What’s my point? The regular-season standings are frequently disorienting, especially in the early parts of the season. Racking up wins is just as essential in October as it is in March but understanding a team’s true talent level through the lens of a win-loss record can be a fool’s gambit.
If we consider just wins and losses, Toronto and Ottawa hardly look like the same calibre of team, whereas Winnipeg and Montreal look comparable. Turn your unit of measure from wins and losses towards goal differential, and you are left with the opposite conclusions.
The reason for this is relatively straightforward. Imagine two teams, both of which have an equitable number of wins and losses. One team only loses in regulation, the second in shootouts. The second team has likely amassed many more points in the standings despite having an identical goal differential.
There are other ways goal differentials and records can diverge – a .500 team that wins in blowouts and loses close tends to finish the year with a much better record than their counterpart, a .500 team that wins close games and loses in blowouts.

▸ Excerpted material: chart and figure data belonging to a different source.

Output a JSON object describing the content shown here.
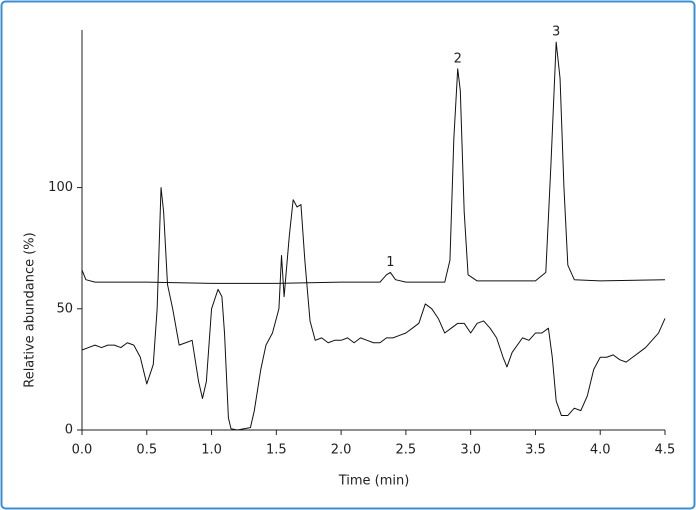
{
  "chart_data": {
    "type": "line",
    "xlabel": "Time (min)",
    "ylabel": "Relative abundance (%)",
    "xlim": [
      0,
      4.5
    ],
    "ylim": [
      0,
      165
    ],
    "xticks": [
      {
        "value": 0,
        "label": "0.0"
      },
      0.5,
      {
        "value": 1,
        "label": "1.0"
      },
      1.5,
      {
        "value": 2,
        "label": "2.0"
      },
      2.5,
      {
        "value": 3,
        "label": "3.0"
      },
      3.5,
      {
        "value": 4,
        "label": "4.0"
      },
      4.5
    ],
    "yticks": [
      0,
      50,
      100
    ],
    "series": [
      {
        "color": "#111111",
        "x": [
          0,
          0.03,
          0.1,
          0.5,
          1.0,
          1.5,
          2.0,
          2.3,
          2.35,
          2.38,
          2.42,
          2.5,
          2.8,
          2.84,
          2.87,
          2.9,
          2.92,
          2.95,
          2.98,
          3.05,
          3.5,
          3.58,
          3.62,
          3.66,
          3.69,
          3.72,
          3.75,
          3.8,
          4.0,
          4.5
        ],
        "values": [
          66,
          62,
          61,
          61,
          60.5,
          60.5,
          61,
          61,
          64,
          65,
          62,
          61,
          61,
          70,
          120,
          149,
          140,
          90,
          64,
          61.5,
          61.5,
          65,
          110,
          160,
          145,
          100,
          68,
          62,
          61.5,
          62
        ]
      },
      {
        "color": "#111111",
        "x": [
          0,
          0.05,
          0.1,
          0.15,
          0.2,
          0.25,
          0.3,
          0.35,
          0.4,
          0.45,
          0.5,
          0.55,
          0.58,
          0.61,
          0.63,
          0.66,
          0.7,
          0.75,
          0.8,
          0.85,
          0.9,
          0.93,
          0.96,
          1.0,
          1.05,
          1.08,
          1.1,
          1.13,
          1.15,
          1.2,
          1.25,
          1.3,
          1.33,
          1.38,
          1.42,
          1.47,
          1.52,
          1.54,
          1.56,
          1.6,
          1.63,
          1.66,
          1.69,
          1.72,
          1.76,
          1.8,
          1.85,
          1.9,
          1.95,
          2.0,
          2.05,
          2.1,
          2.15,
          2.2,
          2.25,
          2.3,
          2.35,
          2.4,
          2.45,
          2.5,
          2.55,
          2.6,
          2.65,
          2.7,
          2.75,
          2.8,
          2.85,
          2.9,
          2.95,
          3.0,
          3.05,
          3.1,
          3.15,
          3.2,
          3.25,
          3.28,
          3.32,
          3.4,
          3.45,
          3.5,
          3.55,
          3.6,
          3.63,
          3.66,
          3.7,
          3.75,
          3.8,
          3.85,
          3.9,
          3.95,
          4.0,
          4.05,
          4.1,
          4.15,
          4.2,
          4.25,
          4.3,
          4.35,
          4.4,
          4.45,
          4.5
        ],
        "values": [
          33,
          34,
          35,
          34,
          35,
          35,
          34,
          36,
          35,
          30,
          19,
          27,
          50,
          100,
          90,
          60,
          50,
          35,
          36,
          37,
          20,
          13,
          20,
          50,
          58,
          55,
          40,
          5,
          0.5,
          0,
          0.5,
          1,
          8,
          25,
          35,
          40,
          50,
          72,
          55,
          80,
          95,
          92,
          93,
          70,
          45,
          37,
          38,
          36,
          37,
          37,
          38,
          36,
          38,
          37,
          36,
          36,
          38,
          38,
          39,
          40,
          42,
          44,
          52,
          50,
          46,
          40,
          42,
          44,
          44,
          40,
          44,
          45,
          42,
          38,
          30,
          26,
          32,
          38,
          37,
          40,
          40,
          42,
          30,
          12,
          6,
          6,
          9,
          8,
          14,
          25,
          30,
          30,
          31,
          29,
          28,
          30,
          32,
          34,
          37,
          40,
          46
        ]
      }
    ],
    "annotations": [
      {
        "text": "1",
        "x": 2.38,
        "y": 65
      },
      {
        "text": "2",
        "x": 2.9,
        "y": 149
      },
      {
        "text": "3",
        "x": 3.66,
        "y": 160
      }
    ]
  }
}
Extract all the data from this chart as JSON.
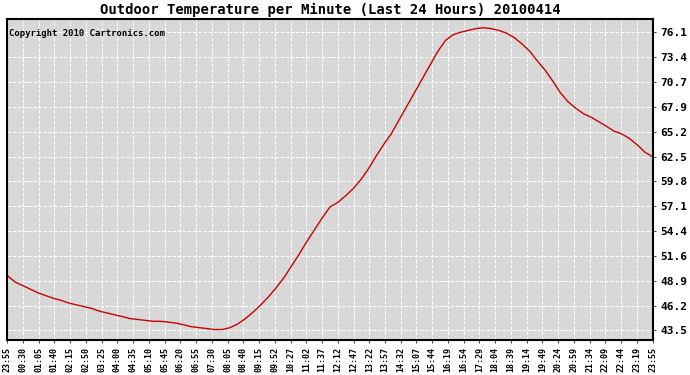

And a team’s goal differential, even this early in the season, matters quite a bit. Consider the relationship between a team’s goal differential at a given point in the season relative to where they finished the year:
What does this look like in practice? Consider teams who have had a near zero goal differential 15 games into the regular season, where four Canadian clubs – the Toronto Maple Leafs, Ottawa Senators, Montreal Canadiens, and Edmonton Oilers – sit right now.
In at least those four markets, the front offices are trying to get a sense of how capable their lineup is. We can lean on historical examples as a gauge – after all, we have had many teams similarly situated in years past and can study how their respective seasons ended. Here is what that data shows:
As expected, with more games played you see more differentiation in performance. But a team with an even goal differential at the 15-game marker tends to also have an even goal differential at future markers. You will have your outliers – the 2014 New York Rangers and 2018 Buffalo Sabres appeared to be average teams at the 15-game mark, only to significantly deviate as the rest of the season progresses – but it goes to show you how meaningful goal differential can be as a forecaster of future outcomes.
Compare that to teams who have amassed a double-digit goal differential or better after just 15 games – that would include the Jets and a number of other teams right now. You can see these teams tended to continue outperforming their peers, and near season’s end the average team was 35 goals better than break-even:
The math offers some interesting early-season questions for a number of the Canadian teams, especially considering the varying expectations each franchise is under.
- The Maple Leafs have put some daylight between themselves and their competitors, but should we really be encouraged by a Stanley Cup contender that is one goal better than the league over 15 games?
- The Senators should stay patient as their performance looks much better than the results early on. But for a team that’s in a deep playoff drought, just how patient can they be?
- The Vancouver Canucks may have amassed the same number of points as the Senators but are -13 goals underwater in just 16 games. It’s probably already time to panic.
Fifteen games is a small segment of the season, but it’s still quite meaningful. If you haven’t been using the first month of the season to calibrate your understanding of each team’s potential this season – well, it’s high time to do so.